Supervise Mode

Another useful feature that FISS adds to FireCloud interaction is supervise mode, which provides a high level means of orchestrating the execution of interdependent FireCloud method configurations, checkpointing the state of their execution, and fostering error recovery. This feature is named to connote that FISS supervises FireCloud, by taking over the decision of when to launch a task. Here's an example of how supervise mode is used in the Broad GDAC to manage analysis runs:

 fissfc supervise --workspace analyses__2018_07_13 Analyses.dot

The last argument here, Analyses.dot, specifies the relationships between the configured GDAC methods (which for convenience we'll refer to here as tasks), in the form of a directed acyclic graph (or DAG) in the DOT file language introduced in GraphViz. For example, consider the task Aggregate_Molecular_Subtype_Clusters, shown here in the legacy version of the GDAC DAG: notice that it has more than 10 inputs, specified as incoming arcs from other nodes in the DAG. Given that some of these inputs are required and some are optional, how can we decide the best moment to launch this task during an analysis run?

Should it be launched merely when all of its required inputs are available, which is the single criterion used by Cromwell (internally to FireCloud) when launching workflows? Or might it be beneficial to hold the task in pause until one or more optional inputs are also available? And if we wait until optional inputs are available, how many should we wait for? That is, how long should the task wait before being launched? Supervise mode was created to solve this problem! What it does is enlarge to 2 the set of constraints used to evaluate when a task should be launched, holding them in pause until two criteria are met:

1. All of its required inputs are available
2. No more of its optional inputs will ever become available

To satisfy constraint (2) the supervisor looks recursively backward on the DAG, and delays launching a downstream task until it determines that there are zero remaining optional upstream tasks that can possibly be launched or executed to successful completion. To understand why constraint (2) is valuable it’s helpful to examine (a) the structure of the data upon which the GDAC workflow operates, and (b) how that data is generally made available over time.

We use Legacy TCGA to make things concrete, but a similar pattern holds for the operational phase of many data-intensive scientific projects. First, the entire analysis DAG is executed for 38 independent disease cohorts (sets of patient samples); and each sample within a cohort may be characterized in as many as 10 different ways (yielding up to 10 distinct kinds of data, or data types, for each patient sample). This data table shows both the disease cohorts (rows) and data types (columns) in the corpus of TCGA data.

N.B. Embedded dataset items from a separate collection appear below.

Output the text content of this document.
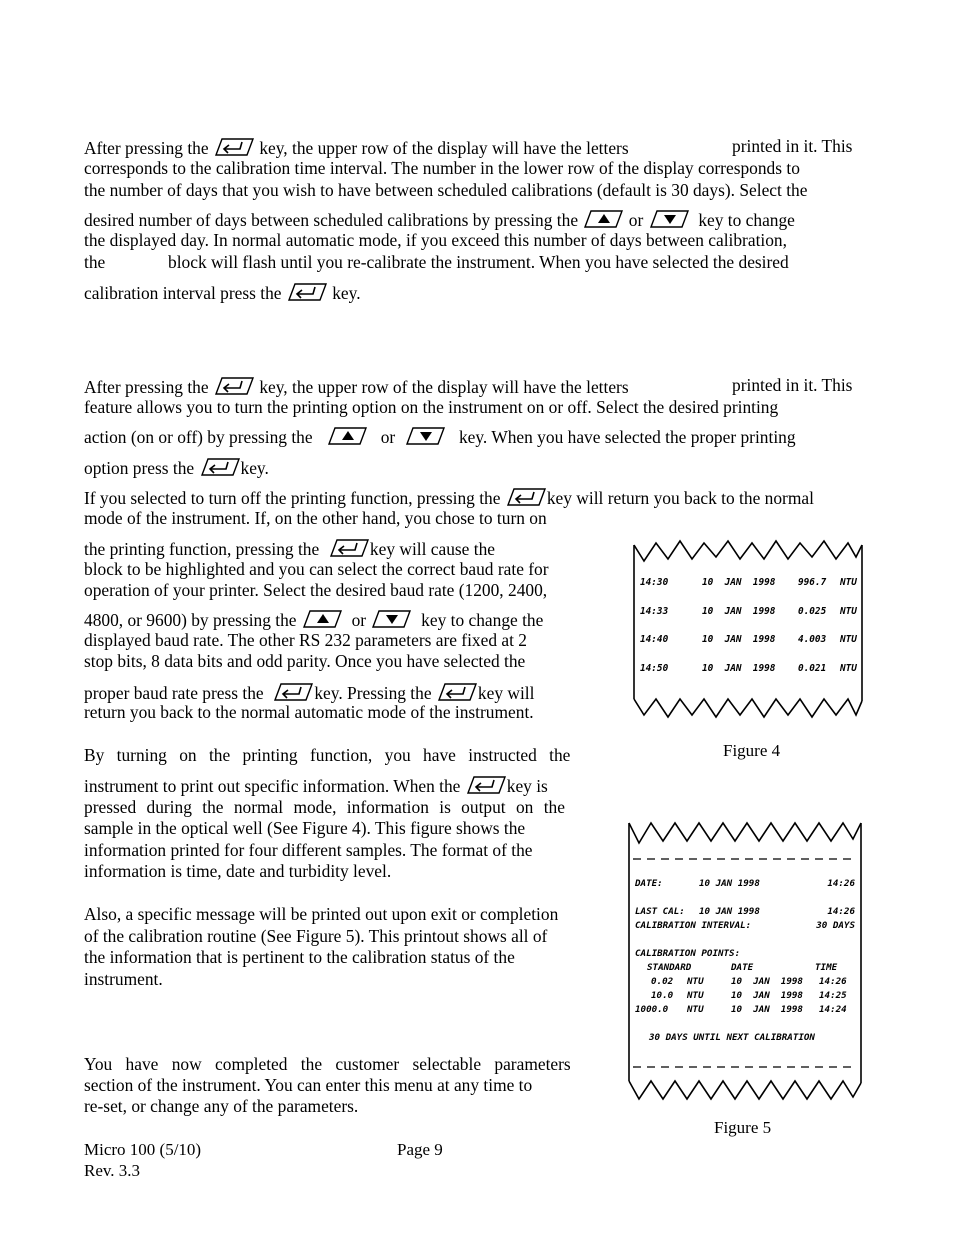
After pressing the	key, the upper row of the display will have the letters	printed in it. This
corresponds to the calibration time interval. The number in the lower row of the display corresponds to
the number of days that you wish to have between scheduled calibrations (default is 30 days). Select the
desired number of days between scheduled calibrations by pressing the	or	key to change
the displayed day. In normal automatic mode, if you exceed this number of days between calibration,
the	block will flash until you re-calibrate the instrument. When you have selected the desired
calibration interval press the	key.
After pressing the	key, the upper row of the display will have the letters	printed in it. This
feature allows you to turn the printing option on the instrument on or off. Select the desired printing
action (on or off) by pressing the	or	key. When you have selected the proper printing
option press the	key.
If you selected to turn off the printing function, pressing the	key will return you back to the normal
mode of the instrument. If, on the other hand, you chose to turn on
the printing function, pressing the	key will cause the
block to be highlighted and you can select the correct baud rate for
operation of your printer. Select the desired baud rate (1200, 2400,
4800, or 9600) by pressing the	or	key to change the
displayed baud rate. The other RS 232 parameters are fixed at 2
stop bits, 8 data bits and odd parity. Once you have selected the
proper baud rate press the	key. Pressing the	key will
return you back to the normal automatic mode of the instrument.
By turning on the printing function, you have instructed the
instrument to print out specific information. When the	key is
pressed during the normal mode, information is output on the
sample in the optical well (See Figure 4). This figure shows the
information printed for four different samples. The format of the
information is time, date and turbidity level.
Also, a specific message will be printed out upon exit or completion
of the calibration routine (See Figure 5). This printout shows all of
the information that is pertinent to the calibration status of the
instrument.
You have now completed the customer selectable parameters
section of the instrument. You can enter this menu at any time to
re-set, or change any of the parameters.
14:30	10  JAN  1998 996.7 NTU
14:33	10  JAN  1998 0.025 NTU
14:40	10  JAN  1998 4.003 NTU
14:50	10  JAN  1998 0.021 NTU
Figure 4
DATE:	10 JAN 1998	14:26
LAST CAL: 10 JAN 1998	14:26
CALIBRATION INTERVAL:	30 DAYS
CALIBRATION POINTS:
STANDARD	DATE	TIME
0.02 NTU	10  JAN  1998 14:26
10.0 NTU	10  JAN  1998 14:25
1000.0 NTU	10  JAN  1998 14:24
30 DAYS UNTIL NEXT CALIBRATION
Figure 5
Micro 100 (5/10)	Page 9
Rev. 3.3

Notice the heterogeneity in this data, in both the sizes of disease cohorts as well as the data types each of them offer. What the table doesn’t show, because the TCGA is done collecting data, is that at any given moment during the TCGA project many of the cells in this table were empty; so that, in general, when executing our analysis DAG on any given cohort some of the input arcs to the Aggregate task might execute (because data aliquots of that type are available for that cohort) and some wouldn’t; and that the size of the data grows incrementally but unpredictably over time; in January there might be 0 expression aliquots for breast cancer (BRCA), so none of the expression analysis tasks would execute (which is why they are optional to the Aggregate task).

Then in March 100 expression aliquots might appear in the BRCA cohort, so that upstream expression analysis tasks would now be runnable, and the supervisor would delay the Aggregate task until they either complete or fail; whereas before March we know those tasks could not be run for lack of data, and therefore we would not postpone launching of the Aggregate task for them. If no more expression aliquots are added to BRCA until August, then from April until August whenever we attempt to execute the Analyses DAG we would expect all upstream expression analyses tasks to not be executed upon BRCA, aka they are "job avoided," because their results were found in the call cache (as long as the software versions of those tasks also remained the same, in addition to the input data).

Note that job avoiding upstream tasks does not mandate that Aggregate would also avoid, because other arcs on the DAG might have become populated with data in the meantime (e.g. 231 copy number aliquots might have appeared, causing the copy number analysis tasks to be executed, et cetera). We hope it is now clear that the processes described here would be labor intensive and error prone to manage in a manual fashion, and thus why job avoidance and recursive lookback optionality have been valuable features for the automation of high-throughput GDAC analysis. In addition to enhancing our analyses and saving time, they also save money, since they result in less consumption of storage and compute on the cloud. We expect this to continue as new projects emerge in the Genome Data Analysis Network (GDAN, begun in the fall of 2016), which collectively will be significantly larger than TCGA, more diverse in their goals, and more heterogenous in their data types and availability.